Om Becky plezier te doen, kroop Tom met zijn tengere lichaam tussen de stenen door, om de plaats te verlichten. Te midden van die rotsenmassa ontdekte hij een door de natuur gevormde trap, door nauwe muren ingesloten, en bij dat gezicht werd hij aangegrepen door de lust tot een ontdekkingstocht. Becky verklaarde zich bereid met hem mee te gaan en zij maakten met de walm van de kaars een teken, om de terugweg te kunnen terugvinden, en gingen op verkenning uit.

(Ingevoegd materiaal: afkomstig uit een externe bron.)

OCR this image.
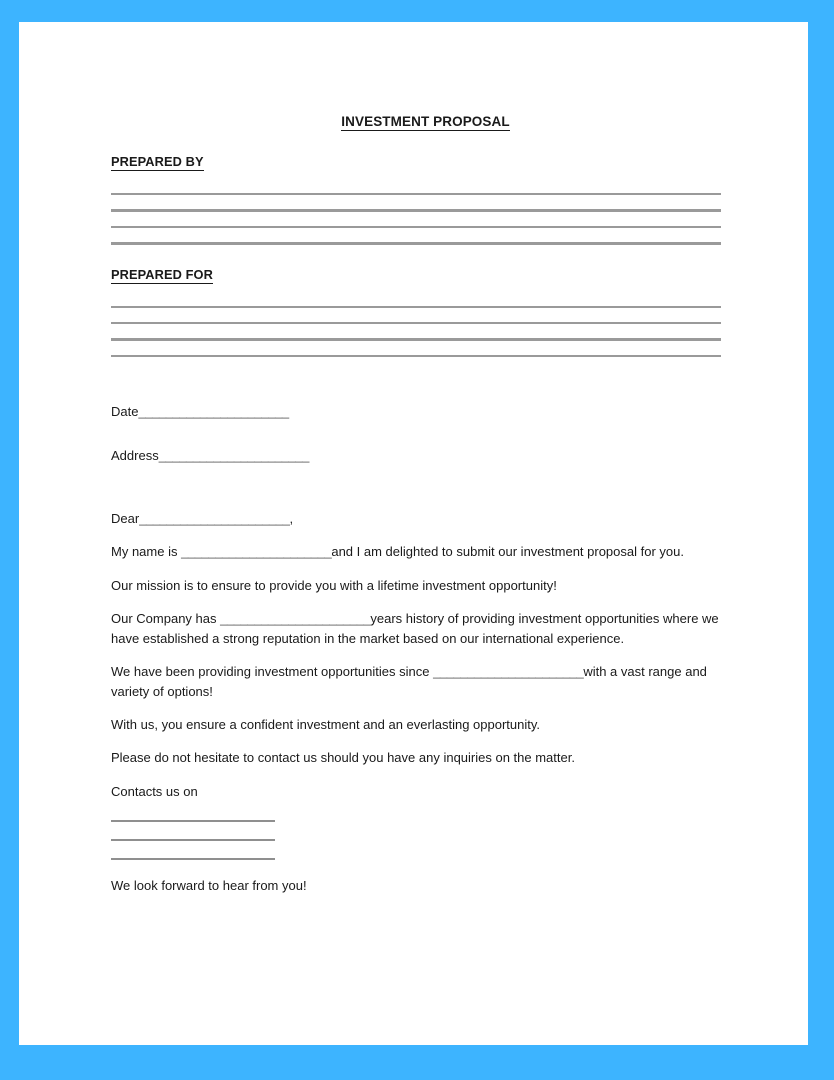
INVESTMENT PROPOSAL
PREPARED BY
PREPARED FOR

Date______________________

Address______________________

Dear______________________,

My name is ______________________and I am delighted to submit our investment proposal for you.

Our mission is to ensure to provide you with a lifetime investment opportunity!

Our Company has ______________________years history of providing investment opportunities where we have established a strong reputation in the market based on our international experience.

We have been providing investment opportunities since ______________________with a vast range and variety of options!

With us, you ensure a confident investment and an everlasting opportunity.

Please do not hesitate to contact us should you have any inquiries on the matter.

Contacts us on

We look forward to hear from you!
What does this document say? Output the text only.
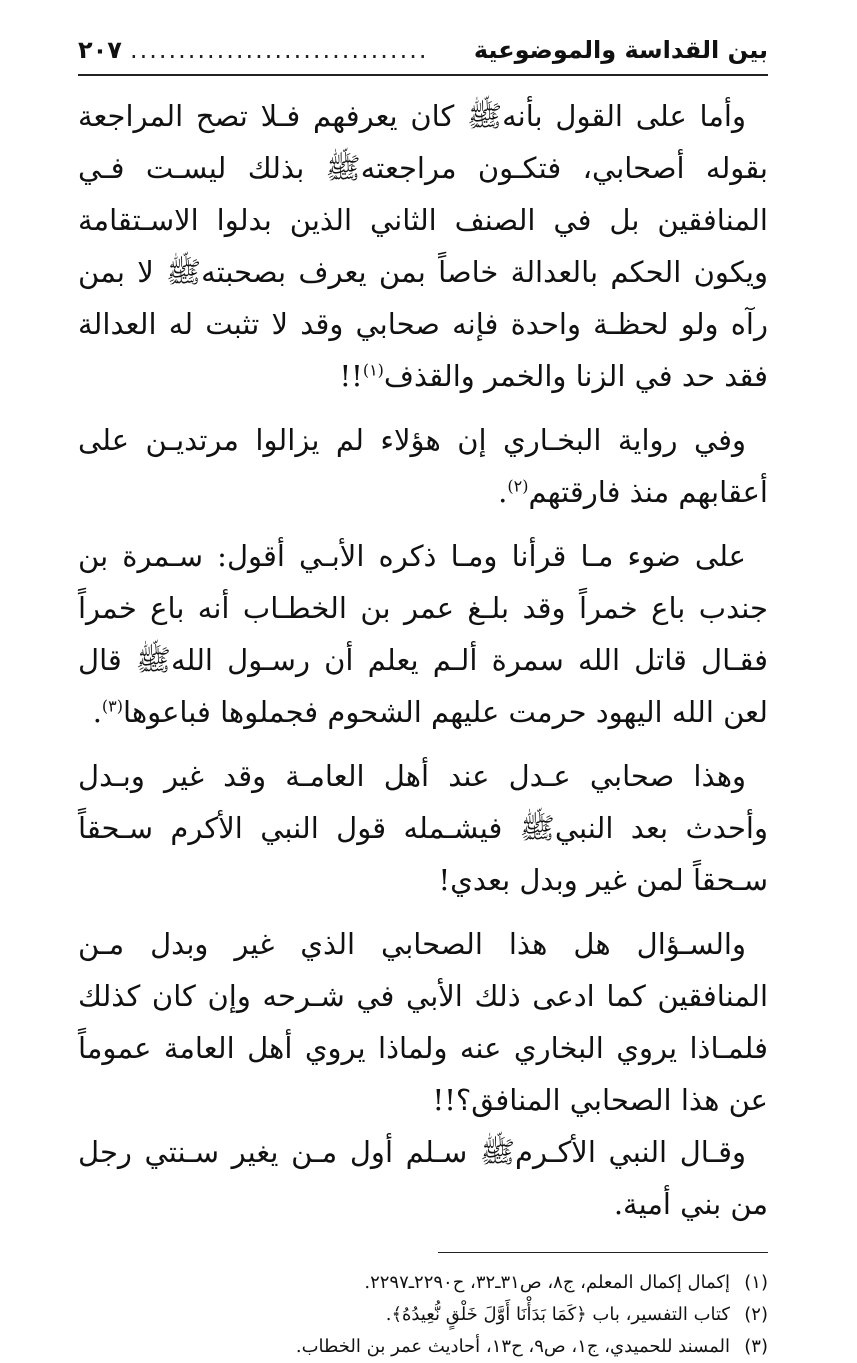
بين القداسة والموضوعية
...............................
٢٠٧

وأما على القول بأنهﷺ كان يعرفهم فـلا تصح المراجعة بقوله أصحابي، فتكـون مراجعتهﷺ بذلك ليسـت فـي المنافقين بل في الصنف الثاني الذين بدلوا الاسـتقامة ويكون الحكم بالعدالة خاصاً بمن يعرف بصحبتهﷺ لا بمن رآه ولو لحظـة واحدة فإنه صحابي وقد لا تثبت له العدالة فقد حد في الزنا والخمر والقذف$^{(١)}$!!

وفي رواية البخـاري إن هؤلاء لم يزالوا مرتديـن على أعقابهم منذ فارقتهم$^{(٢)}$.

على ضوء مـا قرأنا ومـا ذكره الأبـي أقول: سـمرة بن جندب باع خمراً وقد بلـغ عمر بن الخطـاب أنه باع خمراً فقـال قاتل الله سمرة ألـم يعلم أن رسـول اللهﷺ قال لعن الله اليهود حرمت عليهم الشحوم فجملوها فباعوها$^{(٣)}$.

وهذا صحابي عـدل عند أهل العامـة وقد غير وبـدل وأحدث بعد النبيﷺ فيشـمله قول النبي الأكرم سـحقاً سـحقاً لمن غير وبدل بعدي!

والسـؤال هل هذا الصحابي الذي غير وبدل مـن المنافقين كما ادعى ذلك الأبي في شـرحه وإن كان كذلك فلمـاذا يروي البخاري عنه ولماذا يروي أهل العامة عموماً عن هذا الصحابي المنافق؟!!

وقـال النبي الأكـرمﷺ سـلم أول مـن يغير سـنتي رجل من بني أمية.

(١)
إكمال إكمال المعلم، ج٨، ص٣١ـ٣٢، ح٢٢٩٠ـ٢٢٩٧.
(٢)
كتاب التفسير، باب ﴿كَمَا بَدَأْنَا أَوَّلَ خَلْقٍ نُّعِيدُهُ﴾.
(٣)
المسند للحميدي، ج١، ص٩، ح١٣، أحاديث عمر بن الخطاب.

Zij sloegen allerlei paden in, tot ver in de grot; zij maakten nog eens een merkteken en gingen steeds voort om nieuwe wonderen te zoeken, die zij aan de bovenwereld zouden vertellen. Opeens ontdekten zij een ruim hol, met een massa glinsterend druipsteen afhing aan de zoldering, in lengte en vorm lijkend op een mensenbeen. Vol bewondering en verbazing wandelden zij daarin rond en verlieten het hol weer door een der vele gangen, die er op uitliepen. Hun weg bracht hen bij een toverachtig schone springbron, waarvan de bodem met schitterende gekristallisseerde waterdruppels ingelegd leek te zijn. De bron stond midden in een grot, met muren door allervreemdsoortigste pilaren gestut, gevormd door de verbinding van grote stalactieten en stalagmieten, die weer aan het eeuwenlang neerdruppelen van water hun ontstaan te danken hadden. Onder dit dak hadden zich dikke zwermen vleermuizen bij duizendtallen opeengehoopt. Door het licht verschrikt, kwamen deze dieren bij honderden naar beneden en fladderden met een akelig geschreeuw woedend om de kaarsen been. Tom kende hun aard en het gevaar, dat van die kant dreigde. Hij greep Becky bij de hand en duwde haar in een der vele gangen — en voorwaar niet te vroeg, want een vleermuis sloeg, juist toen zij de grot verlieten, met haar vleugels Becky’s licht uit. De boze dieren vervolgden de kinderen nog een tijdlang, doch de vluchtelingen liepen telkens een nauwe gang in en ontkwamen eindelijk aan deze gevaarlijke beesten.
Kort daarna ontdekte Tom een onderaards meer, waarvan de eindeloze lengte in de duisternis onzichtbaar was. Ofschoon hij veel zin had om de oevers van dat meer te gaan verkennen, kwam hij tot het besluit, dat het beter zou zijn een ogenblik te gaan zitten, on uit te rusten. En nu eerst wekte de dodelijke stilte van het oord verlammend op hun jeugdig gemoed.
“Tom, ik verbeeld mij, dat wij al uren niets van de anderen gehoord hebben.”’
“Becky, ik geloof dat wij veel dieper zijn dan zij, maar ik weet niet in welke richting, in het noorden, zuiden of oosten. Ik geloof niet, dat het mogelijk is hen hier te horen.”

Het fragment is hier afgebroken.